1. Upon the finding that the Sub-Inspector of Guntur conducted the search there can be no question of defendant's jurisdiction over the place searched. The finding is objected to on the ground that no specific issue was raised on the point, but the plea that the defendant did not himself conduct the search, but only searched the house as the Sub-Inspector's assistant was specifically raised in the written statement and comes within the scope of issue I. Even otherwise it is questionable whether defendant, as investigating Police Officer, was not attached to Guntur Police station by the orders of his superiors but this point does not seem to have been considered.

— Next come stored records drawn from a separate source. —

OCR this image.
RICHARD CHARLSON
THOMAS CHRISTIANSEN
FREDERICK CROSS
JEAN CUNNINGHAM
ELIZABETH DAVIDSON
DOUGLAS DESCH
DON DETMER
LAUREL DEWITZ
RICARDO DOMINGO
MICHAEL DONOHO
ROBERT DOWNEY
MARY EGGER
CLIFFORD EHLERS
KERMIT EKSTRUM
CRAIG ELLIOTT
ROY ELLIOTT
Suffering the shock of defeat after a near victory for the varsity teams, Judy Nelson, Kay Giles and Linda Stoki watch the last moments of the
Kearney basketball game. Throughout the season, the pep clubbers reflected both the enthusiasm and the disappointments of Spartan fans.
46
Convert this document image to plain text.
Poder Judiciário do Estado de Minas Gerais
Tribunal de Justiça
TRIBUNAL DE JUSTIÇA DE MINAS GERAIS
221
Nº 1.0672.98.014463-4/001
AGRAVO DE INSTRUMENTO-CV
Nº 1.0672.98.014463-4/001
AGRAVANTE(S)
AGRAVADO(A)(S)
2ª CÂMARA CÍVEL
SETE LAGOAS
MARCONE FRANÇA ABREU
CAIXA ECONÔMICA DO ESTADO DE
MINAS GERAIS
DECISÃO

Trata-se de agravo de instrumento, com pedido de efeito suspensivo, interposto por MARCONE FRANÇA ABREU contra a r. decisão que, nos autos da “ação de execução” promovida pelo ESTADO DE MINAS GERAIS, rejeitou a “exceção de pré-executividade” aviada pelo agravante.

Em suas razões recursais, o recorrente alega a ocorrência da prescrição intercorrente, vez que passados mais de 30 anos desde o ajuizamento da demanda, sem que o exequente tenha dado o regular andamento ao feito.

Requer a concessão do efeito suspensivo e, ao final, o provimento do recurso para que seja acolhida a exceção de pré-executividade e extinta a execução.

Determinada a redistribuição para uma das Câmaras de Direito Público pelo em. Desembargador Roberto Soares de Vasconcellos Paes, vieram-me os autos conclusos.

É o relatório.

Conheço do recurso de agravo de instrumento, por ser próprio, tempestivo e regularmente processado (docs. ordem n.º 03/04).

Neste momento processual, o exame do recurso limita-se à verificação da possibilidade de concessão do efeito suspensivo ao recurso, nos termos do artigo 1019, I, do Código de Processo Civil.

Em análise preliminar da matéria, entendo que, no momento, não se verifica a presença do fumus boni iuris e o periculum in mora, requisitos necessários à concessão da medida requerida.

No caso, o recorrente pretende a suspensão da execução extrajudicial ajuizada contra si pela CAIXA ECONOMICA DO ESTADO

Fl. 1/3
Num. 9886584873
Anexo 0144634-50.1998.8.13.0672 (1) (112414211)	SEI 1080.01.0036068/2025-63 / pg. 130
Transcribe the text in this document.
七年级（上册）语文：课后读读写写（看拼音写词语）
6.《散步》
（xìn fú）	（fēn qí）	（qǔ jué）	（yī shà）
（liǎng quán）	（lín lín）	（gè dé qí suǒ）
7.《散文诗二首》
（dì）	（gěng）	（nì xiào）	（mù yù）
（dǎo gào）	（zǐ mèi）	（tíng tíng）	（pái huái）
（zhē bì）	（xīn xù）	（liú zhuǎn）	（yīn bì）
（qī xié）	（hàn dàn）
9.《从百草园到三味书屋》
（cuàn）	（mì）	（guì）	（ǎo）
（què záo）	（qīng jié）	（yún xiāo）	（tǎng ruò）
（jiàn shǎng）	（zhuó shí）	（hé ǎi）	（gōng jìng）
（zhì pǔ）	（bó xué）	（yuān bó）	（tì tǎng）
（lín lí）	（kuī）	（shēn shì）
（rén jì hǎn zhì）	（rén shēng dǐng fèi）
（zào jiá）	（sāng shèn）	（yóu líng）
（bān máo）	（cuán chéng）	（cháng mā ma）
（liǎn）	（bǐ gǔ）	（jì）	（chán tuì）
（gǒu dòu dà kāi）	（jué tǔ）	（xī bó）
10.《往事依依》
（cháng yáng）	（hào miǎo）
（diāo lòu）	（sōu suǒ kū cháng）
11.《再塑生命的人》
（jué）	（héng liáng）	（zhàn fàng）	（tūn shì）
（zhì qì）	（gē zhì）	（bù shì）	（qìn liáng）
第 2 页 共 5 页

2. The contention chiefly relied on by Mr. Ramadoss is that the search was wholly illegal inasmuch as Section 165 of the Criminal Procedure Code does not give authority to search for stolen property. This is a somewhat startling proposition put in this way, and it is based on the rulings in Bajrangi Gope v. Emperor I.L.R. (1910) C. 304 and Prankhang v. King Emperor 16 C.W.N. 1078. These two cases were considered in Bissar Misser v. Emperor I.L.R. (1913) C. 261 where it was held that they were only authority for the proposition that Section 165, Criminal Procedure Code does not authorise a general search for stolen property, as opposed to a search for specific stolen property. This latter form of search, which is the form in the case now under our consideration, was expressly held to be legal and it was remarked that its legality had never been questioned since the case decided in Mahomed Jackariah & Co. v. Ahmed Mahonted I.L.R. (1887) C 109. We agree in their view and hold that the present search was not illegal. It has been found to have been made bona fide and therefore plaintiff is not entitled to damages. Another contention is put forward that when a report of investigation has been sent in under Section 173 of the Criminal Procedure Code the Police have no further powers of investigation, but this argument may be briefly met by the remark that the number of investigations into a crime is not limited by law and that when one has been completed another may be begun on further information received.
3. The second appeal is dismissed with costs.